Il est en même temps manifeste de ce qui précède que ce n’est pas la finance comme telle qui pèche : on ne reproche pas à un outil ce qu’en fait un artisan mal intentionné. Le marché financier, ramené à de justes proportions, a un rôle pratique : il permet à l’argent épargné de s’investir ou de se redéployer, et d’opérer une confrontation indispensable. Là n’est pas la question.

Ce qui nous intéresse est d’éclairer le positionnement réel de la prise de décision, si, contrairement à la vision démiurgique et réductrice que nous avons évoquée, on cherche à situer le processus de décision économique et financier dans le contexte de la réalité, avec toutes ces dimensions. On rappellera d’abord le fait que le seul temps réel pour nous est le présent, mais qu’il va disparaître l’instant d’après. Ensuite que nous projetons notre décision sur un futur qui n’existe pas à ce stade, mais qui existera, envers lequel notre responsabilité est engagée, mais que nous ne pouvons connaître d’un vrai savoir, car nous faisons seulement des hypothèses. Enfin que ces décisions que nous prenons au fond sans bien savoir, malgré le soin que nous y mettons, sont tout sauf anecdotiques ou fugitives. D’abord parce que leur cumul constitue notre avenir collectif : à soi seul cela justifierait que nous y mettions le plus grand soin. Y compris si nous ne sommes pas croyants. Ensuite, pour celui qui reconnaît l’existence de Dieu, et de l’Eternité, pour une raison plus profonde.

Car si l’ensemble de ce qui a été, est et sera, comme de ce qui est vécu à chaque instant, prend son sens dans l’Eternité de Dieu, chacune de ces décisions est en un sens éternellement présente. Elle a donc sa valeur en elle-même, absolue à sa façon, comme acte posé un jour par un être humain, mais vu éternellement par Dieu. Et donc elle s’inscrit dans une tapisserie que nous verrons un jour, mais que Dieu voit ‘déjà’ si on peut dire, et à laquelle Lui-même travaille activement par ce qu’on appelle la Providence. Apparaît alors ce qui fait la valeur essentielle de tout acte, de toute décision quelle qu’elle soit : insérée certes dans le temps du présent et orientée vers l’avenir, elle n’a vraiment tout son sens que sous l’angle de l’éternité.

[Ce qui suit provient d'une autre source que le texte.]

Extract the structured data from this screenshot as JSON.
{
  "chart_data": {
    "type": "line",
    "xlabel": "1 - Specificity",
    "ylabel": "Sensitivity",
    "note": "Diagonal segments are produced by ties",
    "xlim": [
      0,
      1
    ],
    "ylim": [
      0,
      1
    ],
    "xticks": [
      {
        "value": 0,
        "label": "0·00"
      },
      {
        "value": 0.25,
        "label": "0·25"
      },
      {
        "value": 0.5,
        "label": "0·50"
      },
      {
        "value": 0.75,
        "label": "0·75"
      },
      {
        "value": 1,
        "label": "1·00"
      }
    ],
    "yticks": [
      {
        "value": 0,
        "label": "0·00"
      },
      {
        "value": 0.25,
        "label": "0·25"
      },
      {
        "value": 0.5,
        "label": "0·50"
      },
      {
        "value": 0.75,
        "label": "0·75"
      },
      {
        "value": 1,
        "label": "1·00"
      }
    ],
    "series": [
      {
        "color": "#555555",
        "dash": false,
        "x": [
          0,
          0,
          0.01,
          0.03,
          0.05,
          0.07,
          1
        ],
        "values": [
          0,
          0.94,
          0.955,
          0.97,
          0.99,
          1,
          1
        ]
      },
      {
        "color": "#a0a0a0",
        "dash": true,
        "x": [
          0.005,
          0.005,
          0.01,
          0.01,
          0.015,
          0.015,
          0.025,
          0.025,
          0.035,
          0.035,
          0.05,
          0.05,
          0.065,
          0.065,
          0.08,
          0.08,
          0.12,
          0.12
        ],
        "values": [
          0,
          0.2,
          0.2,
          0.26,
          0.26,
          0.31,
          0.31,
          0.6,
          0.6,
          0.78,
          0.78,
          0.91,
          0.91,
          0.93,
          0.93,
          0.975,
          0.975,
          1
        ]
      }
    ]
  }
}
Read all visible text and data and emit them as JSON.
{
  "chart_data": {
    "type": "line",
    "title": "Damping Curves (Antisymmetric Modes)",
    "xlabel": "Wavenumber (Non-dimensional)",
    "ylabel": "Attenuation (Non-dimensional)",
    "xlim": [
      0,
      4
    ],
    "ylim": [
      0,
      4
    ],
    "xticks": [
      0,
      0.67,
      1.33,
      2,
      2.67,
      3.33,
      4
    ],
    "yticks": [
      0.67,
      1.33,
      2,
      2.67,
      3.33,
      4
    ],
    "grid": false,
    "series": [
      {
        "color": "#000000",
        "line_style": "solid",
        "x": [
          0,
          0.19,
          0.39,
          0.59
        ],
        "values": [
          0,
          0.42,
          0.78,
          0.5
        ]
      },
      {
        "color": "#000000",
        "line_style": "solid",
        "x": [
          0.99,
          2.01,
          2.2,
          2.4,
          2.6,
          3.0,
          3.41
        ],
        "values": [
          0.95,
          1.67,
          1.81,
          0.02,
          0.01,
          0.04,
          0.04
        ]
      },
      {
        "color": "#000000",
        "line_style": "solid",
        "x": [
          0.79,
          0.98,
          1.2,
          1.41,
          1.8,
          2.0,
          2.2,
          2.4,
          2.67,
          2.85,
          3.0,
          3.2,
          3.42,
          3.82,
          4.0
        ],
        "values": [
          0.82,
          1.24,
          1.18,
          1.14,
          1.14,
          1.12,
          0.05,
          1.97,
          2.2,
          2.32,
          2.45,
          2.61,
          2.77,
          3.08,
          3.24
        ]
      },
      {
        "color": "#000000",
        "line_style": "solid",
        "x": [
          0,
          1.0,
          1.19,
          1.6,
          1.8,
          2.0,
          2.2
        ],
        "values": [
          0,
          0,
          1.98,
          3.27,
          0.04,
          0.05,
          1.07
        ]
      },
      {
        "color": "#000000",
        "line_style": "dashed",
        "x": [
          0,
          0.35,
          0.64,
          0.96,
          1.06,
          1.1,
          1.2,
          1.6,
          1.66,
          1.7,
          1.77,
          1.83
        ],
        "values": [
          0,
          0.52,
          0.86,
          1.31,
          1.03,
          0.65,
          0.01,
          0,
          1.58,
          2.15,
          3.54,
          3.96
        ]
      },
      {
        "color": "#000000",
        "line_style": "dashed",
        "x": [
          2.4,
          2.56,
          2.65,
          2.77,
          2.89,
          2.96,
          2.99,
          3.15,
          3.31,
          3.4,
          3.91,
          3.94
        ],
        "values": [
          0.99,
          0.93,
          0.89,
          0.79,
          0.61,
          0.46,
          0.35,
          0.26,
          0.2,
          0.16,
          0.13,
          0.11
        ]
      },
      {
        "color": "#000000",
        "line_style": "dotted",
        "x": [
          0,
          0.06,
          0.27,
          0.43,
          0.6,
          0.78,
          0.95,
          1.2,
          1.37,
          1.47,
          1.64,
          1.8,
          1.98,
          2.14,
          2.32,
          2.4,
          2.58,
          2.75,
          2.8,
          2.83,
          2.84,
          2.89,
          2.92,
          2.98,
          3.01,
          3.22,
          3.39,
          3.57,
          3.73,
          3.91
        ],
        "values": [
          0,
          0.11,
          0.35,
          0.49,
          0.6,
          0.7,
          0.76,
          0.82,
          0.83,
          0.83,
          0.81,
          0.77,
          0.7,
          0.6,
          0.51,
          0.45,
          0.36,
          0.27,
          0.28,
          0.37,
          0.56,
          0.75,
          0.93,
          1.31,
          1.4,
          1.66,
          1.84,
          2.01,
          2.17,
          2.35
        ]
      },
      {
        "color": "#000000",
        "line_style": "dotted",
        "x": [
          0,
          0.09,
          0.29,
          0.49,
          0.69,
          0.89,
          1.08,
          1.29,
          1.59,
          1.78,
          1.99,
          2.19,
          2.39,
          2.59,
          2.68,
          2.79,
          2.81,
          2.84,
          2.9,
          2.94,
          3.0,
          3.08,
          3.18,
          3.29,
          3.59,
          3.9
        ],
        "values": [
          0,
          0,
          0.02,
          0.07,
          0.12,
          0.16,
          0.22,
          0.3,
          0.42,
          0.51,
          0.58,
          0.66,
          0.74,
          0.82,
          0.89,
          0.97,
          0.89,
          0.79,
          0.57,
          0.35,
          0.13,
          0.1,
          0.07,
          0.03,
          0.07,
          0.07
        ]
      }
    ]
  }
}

Revenons alors à notre décision financière. Elle prend dans ce contexte un relief tout à fait différent. Je serai pour toujours cette personne qui ayant aujourd’hui de l’argent à placer, posée dans son présent et apportant sa pierre à une histoire qu’elle devine en construction, se pose des questions sur l’utilisation optimale de cet argent. Mais dès lors ma décision se prendra autrement que ne le serait la décision de l’incroyant. Non seulement je ne m’illusionnerai pas sur le pouvoir prédictif des marchés, ou sur ma connaissance de l’avenir, mais je prendrai ma décision en tentant d’insérer mon acte dans la perspective de ce que Dieu attend de moi dans sa Providence ; cela commence par le souci de la société humaine, de ce qu’elle est aujourd’hui et de ce qu’elle sera demain - y compris en termes écologiques ou de générations futures. Non que j’ai à les prendre tout seul en charge, évidemment, puisque je ne suis qu’un point mouvant du temps parmi des millions d’autres. Mais là où je suis, je poserai mes actes, y compris financiers, à cette lumière et j’intégrerai ces actes dans l’ensemble de mes responsabilités envers Dieu et envers les hommes, avec vocation à l’éternité. Ce qui leur donne une toute autre signification.

Sur la base d’une conférence donnée à l’Ecole des Mines le 2 juin 2015.